Figure 4. MLN cells in Roquin^san/san mice have increased numbers of activated T cells, proliferating cells, and regulatory T cells.

MLN lymphocytes from (A) normal and (B) Roquin^san/san mice based on expression of OX40, ICOS, B220, FoxP3, and BrdU incorporation. FoxP3 CD25 expression was determined after gating onto CD4⁺ cells. Representative data from 2–3 normal and 2–4 Roquin^san/san mice.

Figure 5. MLN cells from Roquin^san/san mice are proliferative and have more SLECs.

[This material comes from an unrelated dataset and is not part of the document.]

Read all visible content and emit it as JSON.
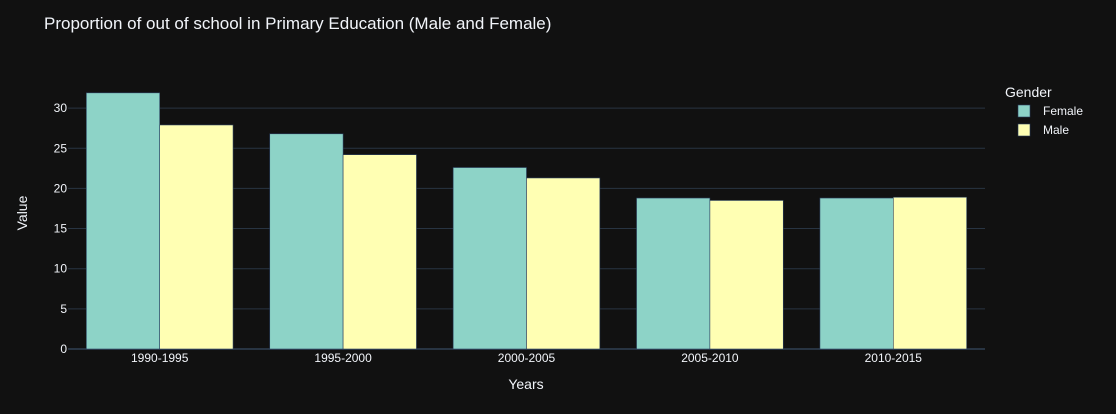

Based on Ki67 staining, (panel B) a greater proportion of OX40⁺ cells and ICOS⁺ MLN cells were proliferating T cells compared to MLN cells from (panel A) normal mice. Representative staining from 1 normal and 2 Roquin^san/san mice. Similarly, there was a greater proportion of CD44^hi CD62L^lo KLRG1⁺ SLECs present in MLN cells of (panel D) Roquin^san/san mice compared to (panel C) normal mice. Representative data from 3 normal and 3 Roquin^san/san mice.

Figure 6. Characterization of siIELs in Roquin^san/san mice.

siIELs from Roquin^san/san mice have more (panel B) ICOS⁺ T cells, including a subset of CD44^hi ICOS⁺ cells compared to (panel A) normal animals. Interestingly, neither IL-17A nor IFN-γ were produced to any appreciable levels in either type of mouse (panels A and B). Representative data from 2 normal and 2 Roquin^san/san mice.

Figure 7. Unique phenotypic profile of siLPLs in Roquin^san/san mice.

siLPLs in Roquin^san/san mice differed fundamentally from those in normal mice in that Roquin^san/san mice had an unusually high proportion of GR-1⁺ T cells as determined by CD3 expression. The majority of those cells were CD44⁺ and they included a subset of IL-17A secreting cells. A subset of CD8⁺ Gr-1⁺ cells express IFN-γ (panel B compared to panel A). Representative data from 2–3 normal and Roquin^san/san mice.